By Sandrine Soubeyran, director, research and analytics, FTSE Russell
China’s equity markets are rapidly opening to global investors, not least as index providers begin increasing China exposure in their mainstream indexes.
But the People’s Republic of China’s enormous bond market is changing, too. It has already come a long way since the first bond in the market was issued in 1980.
It now ranks as the third largest bond market in the world behind the United States and Japan, having quadrupled in size since 2009.
China’s domestic bond market is dominated by sovereign and regional government bonds with a growing credit sector.
Investors view policy bank bonds (non-commercial, 100% state-owned banks that lend in support of government priorities) as having similar risk as sovereign bonds.
Municipal bonds have been growing rapidly since 2015.
Chinese onshore bonds are mostly traded through the interbank bond market, which includes a wide range of financial institutions.
Much of the outstanding debt issuance has been tilted towards short maturities, with many issues due to mature in less than four years.
China’s onshore bond market has historically attracted domestic investors, but the balance has been slowly changing due to government efforts to attract a wider investor base.
China’s onshore bond market is quickly liberalizing through policy initiatives, including Qualified Foreign Institutional Investor (QFII) and Renminbi Qualified Foreign Institutional Investor (RQFII) schemes, which allow institutional investors who meet certain qualifications to invest in a limited scope of cross-border securities products.
In July 2017, Bond Connect was launched, allowing investors from mainland China and overseas to trade in each other’s bond markets through connection between the related mainland and Hong Kong financial infrastructure institutions.
However, limitations have hampered access for international investors.
Sovereign credit risk has been difficult to assess given the potential large liabilities not reflected by the level of government debt and fiscal deficit.
Also, there has not been any coverage of onshore CNY credit bonds by international rating agencies, which are in the process of getting a license.
International foreign ratings agencies were recently permitted to operate in China to rate domestic Chinese issuers, but at the time of writing, none had been granted a license.

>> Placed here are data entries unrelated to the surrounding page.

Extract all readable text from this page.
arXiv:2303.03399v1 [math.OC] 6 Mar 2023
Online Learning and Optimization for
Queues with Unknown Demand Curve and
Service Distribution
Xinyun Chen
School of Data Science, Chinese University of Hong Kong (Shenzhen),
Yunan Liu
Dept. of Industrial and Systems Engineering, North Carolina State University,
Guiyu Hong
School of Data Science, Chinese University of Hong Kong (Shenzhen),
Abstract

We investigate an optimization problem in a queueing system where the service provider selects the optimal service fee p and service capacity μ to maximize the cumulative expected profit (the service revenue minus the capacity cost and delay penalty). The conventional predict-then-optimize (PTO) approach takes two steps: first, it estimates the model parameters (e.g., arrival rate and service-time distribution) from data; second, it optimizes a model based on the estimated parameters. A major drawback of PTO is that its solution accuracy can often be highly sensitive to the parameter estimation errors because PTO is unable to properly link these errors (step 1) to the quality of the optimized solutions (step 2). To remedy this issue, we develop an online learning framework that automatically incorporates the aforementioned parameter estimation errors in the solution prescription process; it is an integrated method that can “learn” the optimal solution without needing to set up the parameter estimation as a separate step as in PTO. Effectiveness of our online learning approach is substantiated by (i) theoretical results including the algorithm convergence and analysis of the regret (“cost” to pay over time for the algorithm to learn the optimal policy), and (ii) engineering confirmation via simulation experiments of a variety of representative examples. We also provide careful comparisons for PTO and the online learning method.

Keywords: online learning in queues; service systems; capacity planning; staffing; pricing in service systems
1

Prior to the change in the rules, global rating agencies could only hold minority stakes in joint-venture operations and not issue ratings on local bonds.
As the authorities continue to restrict off-balance sheet lending and push up funding costs, corporate bond defaults have risen six-fold since the end of 2015.
And 2016 saw the largest number of bond defaults (78), which represented RMB 39.3 billion in principal amount. In the first eight months in 2018, the issue sizes were significantly larger with 60 bond defaults representing RMB 57.38 billion in principal amount.
Nearly 20% of bond defaults have been by state-owned enterprises as regulators moved away from the old model of implicit guarantees for most debt securities to allow defaults to take place.